Dans un scénario qualifié de «marché libre global», incluant pour les réacteurs actuels une durée de vie portée à 60 ans, contre les 32 ans indiqués dans le programme actuel, les nouveaux investissements nécessaires dans les installations représenteraient déjà près de 68 milliards d'euros, estime Ernst & Young. Et les émissions de CO2 descendraient à cet horizon de 12% par rapport à celles enregistrées en 2005. Un résultat comparable (-14% d'émissions) à celui que pourrait atteindre le pays en adoptant un mode «climatique» -pas de nucléaire (1%), beaucoup d'énergies renouvelables (47%), moins de charbon (25%)- qui pèserait environ 32 milliards d'euros de plus dans la balance du renouvellement.

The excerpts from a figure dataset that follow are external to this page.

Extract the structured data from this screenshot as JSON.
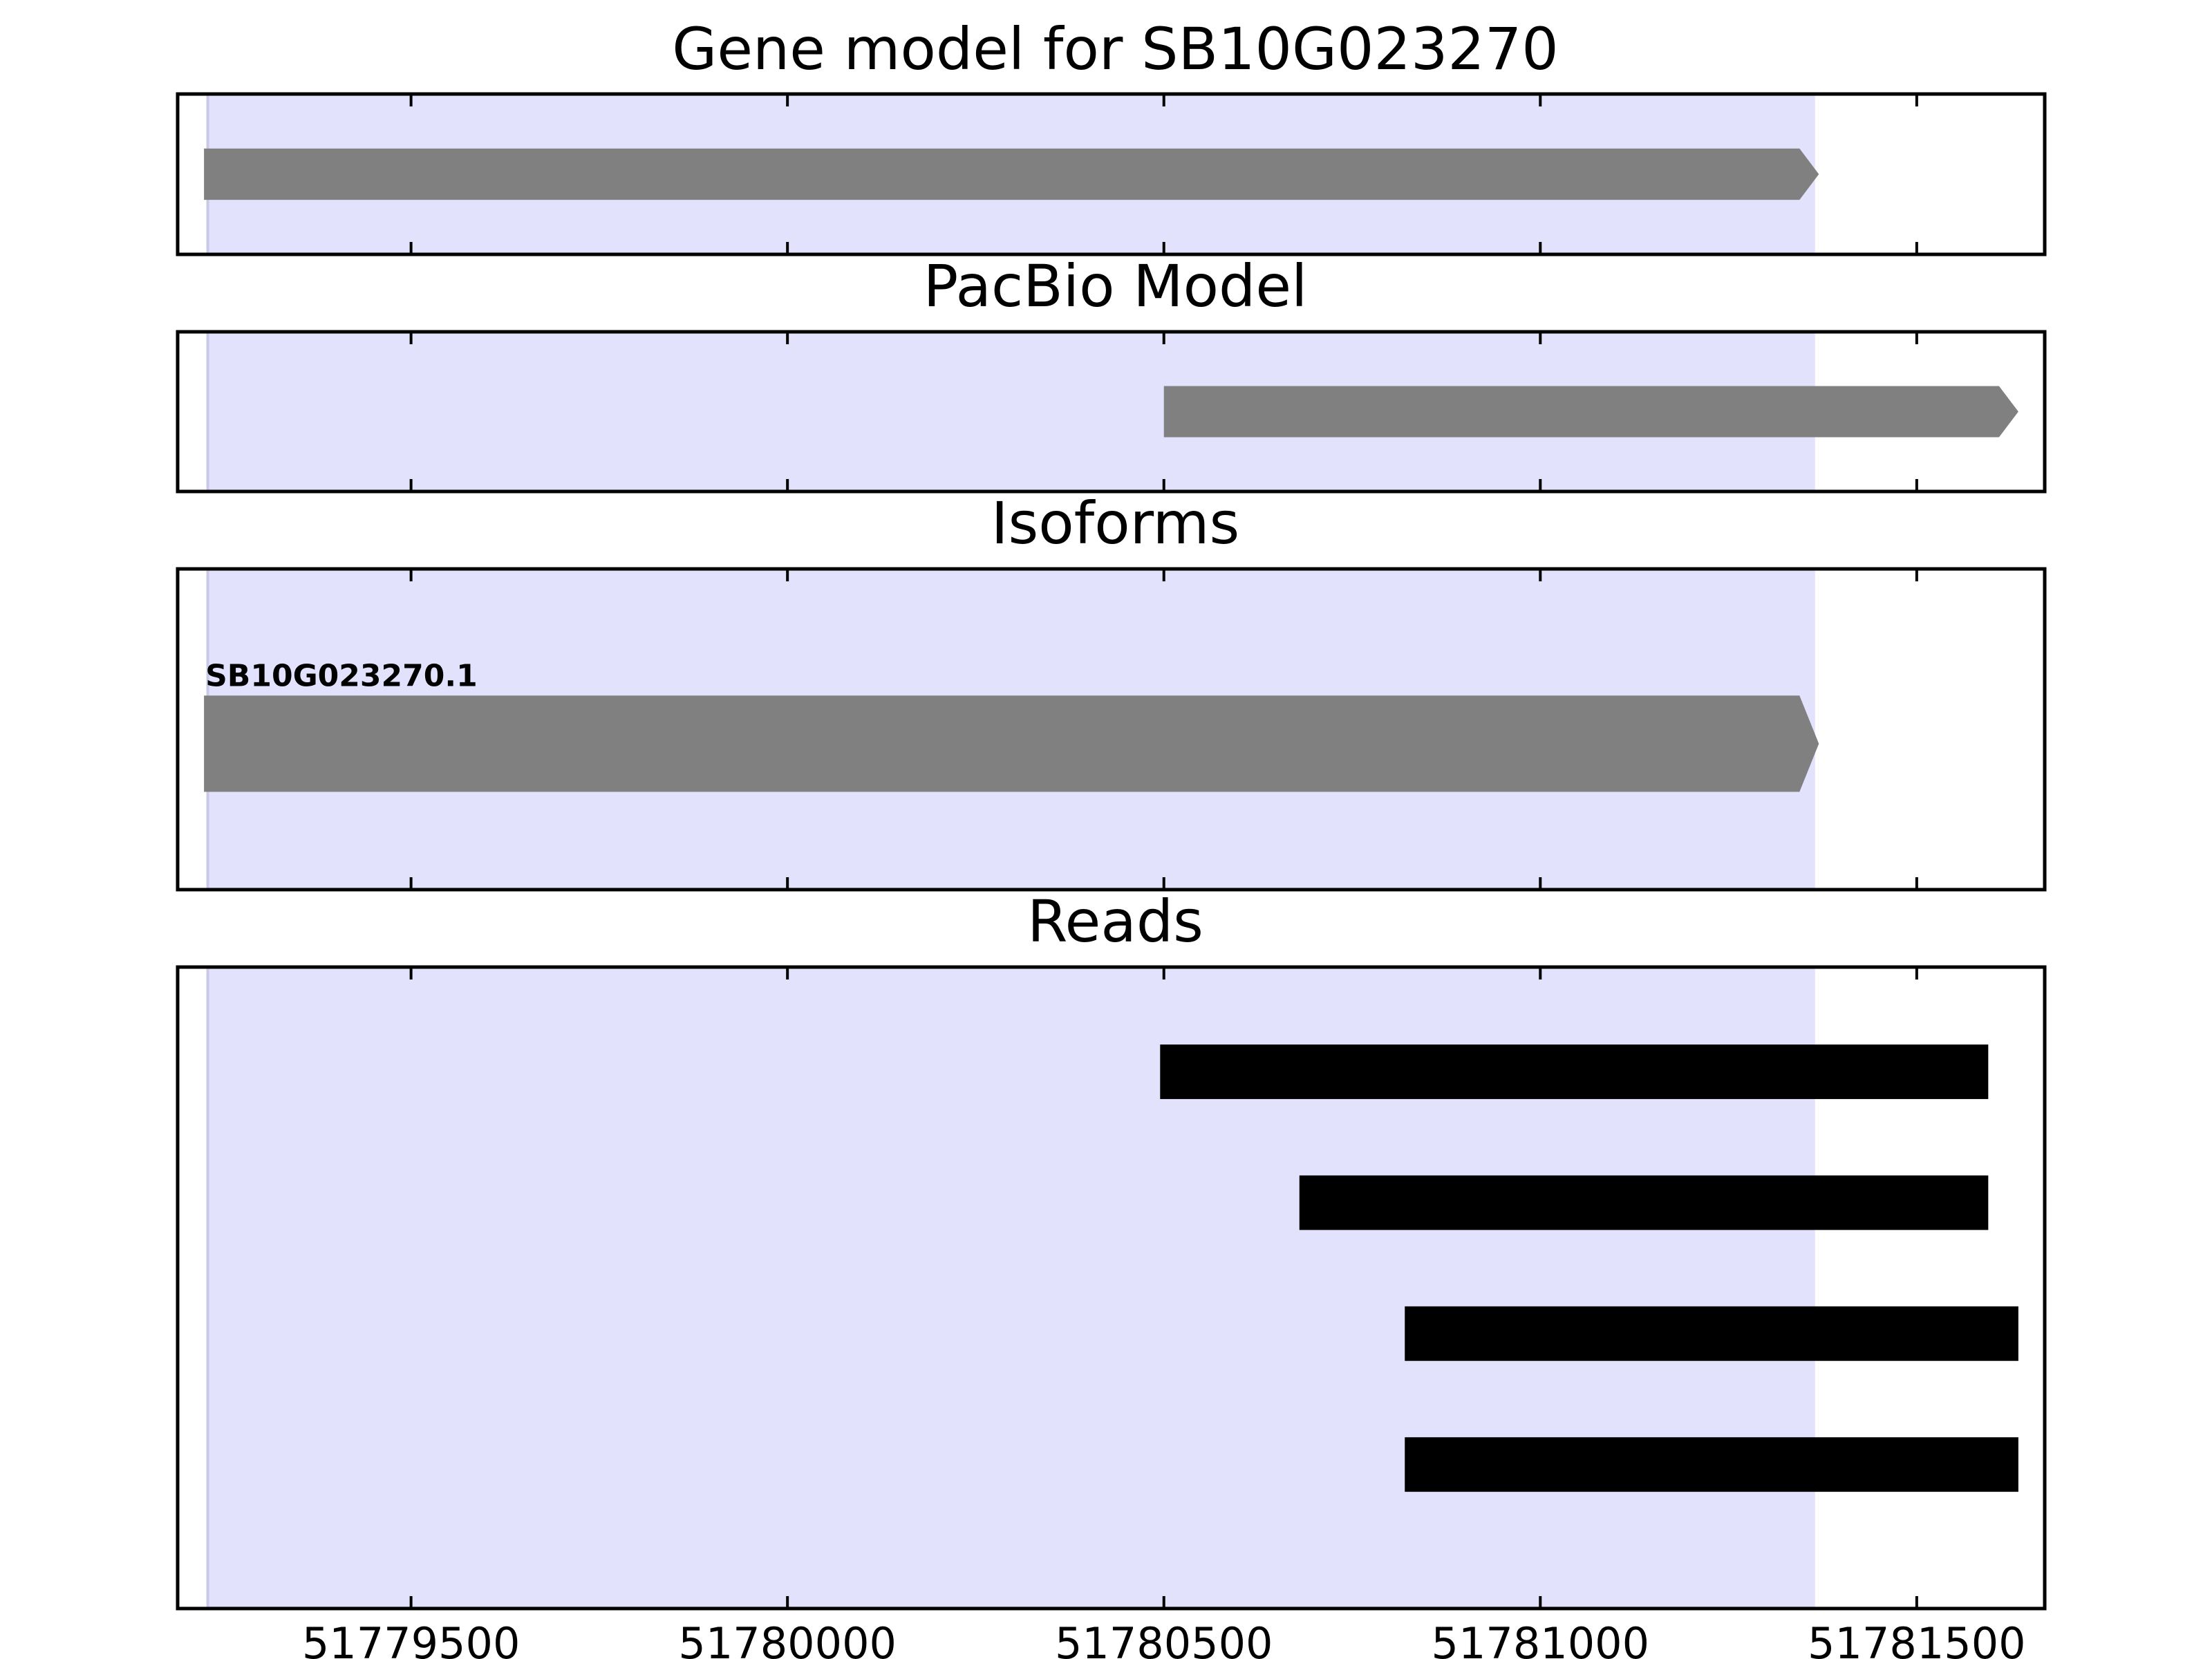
{
  "chart_data": [
    {
      "type": "bar",
      "panel": "gene_model",
      "title": "Gene model for SB10G023270",
      "xlim": [
        51779190,
        51781670
      ],
      "highlight": {
        "start": 51779230,
        "end": 51781365,
        "color": "#e2e2fd"
      },
      "features": [
        {
          "start": 51779225,
          "end": 51781370,
          "strand": "+",
          "color": "#808080",
          "thickness": 0.32
        }
      ]
    },
    {
      "type": "bar",
      "panel": "pacbio",
      "title": "PacBio Model",
      "xlim": [
        51779190,
        51781670
      ],
      "highlight": {
        "start": 51779230,
        "end": 51781365,
        "color": "#e2e2fd"
      },
      "features": [
        {
          "start": 51780500,
          "end": 51781635,
          "strand": "+",
          "color": "#808080",
          "thickness": 0.32
        }
      ]
    },
    {
      "type": "bar",
      "panel": "isoforms",
      "title": "Isoforms",
      "xlim": [
        51779190,
        51781670
      ],
      "highlight": {
        "start": 51779230,
        "end": 51781365,
        "color": "#e2e2fd"
      },
      "features": [
        {
          "start": 51779225,
          "end": 51781370,
          "strand": "+",
          "color": "#808080",
          "thickness": 0.3,
          "label": "SB10G023270.1"
        }
      ]
    },
    {
      "type": "bar",
      "panel": "reads",
      "title": "Reads",
      "xlim": [
        51779190,
        51781670
      ],
      "xticks": [
        51779500,
        51780000,
        51780500,
        51781000,
        51781500
      ],
      "highlight": {
        "start": 51779230,
        "end": 51781365,
        "color": "#e2e2fd"
      },
      "features": [
        {
          "start": 51780495,
          "end": 51781595,
          "color": "#000000",
          "thickness": 0.085
        },
        {
          "start": 51780680,
          "end": 51781595,
          "color": "#000000",
          "thickness": 0.085
        },
        {
          "start": 51780820,
          "end": 51781635,
          "color": "#000000",
          "thickness": 0.085
        },
        {
          "start": 51780820,
          "end": 51781635,
          "color": "#000000",
          "thickness": 0.085
        }
      ]
    }
  ]
}
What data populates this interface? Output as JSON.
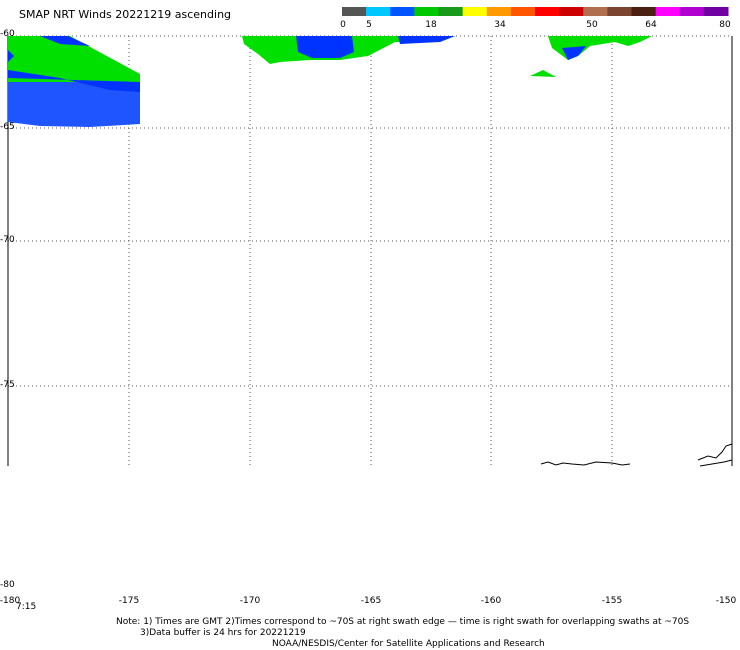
{
  "title": "SMAP NRT Winds 20221219 ascending",
  "colorbar": {
    "ticks": [
      "0",
      "5",
      "18",
      "34",
      "50",
      "64",
      "80"
    ],
    "colors": [
      "#555555",
      "#00c8ff",
      "#0055ff",
      "#00c800",
      "#1a9a1a",
      "#ffff00",
      "#ff9900",
      "#ff5500",
      "#ff0000",
      "#cc0000",
      "#b07050",
      "#7a4530",
      "#4a2010",
      "#ff00ff",
      "#b000d0",
      "#7000a0"
    ]
  },
  "latitude_labels": [
    "-60",
    "-65",
    "-70",
    "-75",
    "-80"
  ],
  "longitude_labels": [
    "-180",
    "-175",
    "-170",
    "-165",
    "-160",
    "-155",
    "-150"
  ],
  "time_label": "7:15",
  "notes": {
    "line1": "Note: 1) Times are GMT 2)Times correspond to ~70S at right swath edge — time is right swath for overlapping swaths at ~70S",
    "line2": "3)Data buffer is 24 hrs for 20221219",
    "line3": "NOAA/NESDIS/Center for Satellite Applications and Research"
  },
  "wind_colors": {
    "green": "#00e000",
    "blue": "#0033ff",
    "light_blue": "#1f66ff"
  }
}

En laissant faire -le modèle business as usual (pas de nucléaire, 30% de charbon, 25% gaz)-, l'investissement atteindrait les 92 milliards d'euros, mais les rejets seraient stables (à peine 1% de recul). Tandis qu'en se tournant vers des centrales à charbon plus propres, et en équilibrant les sources -scénario cycle d'investissement complexe- le montant du remplacement atteindrait quand même les 86 milliards d'euros, mais le CO2 monterait de 9%. De quoi conforter certains dans la coalition gouvernementale (les conservateurs, notamment), qui élèvent de plus en plus la voix pour, a minima, tenter de proroger la vie des tranches nucléaires existantes.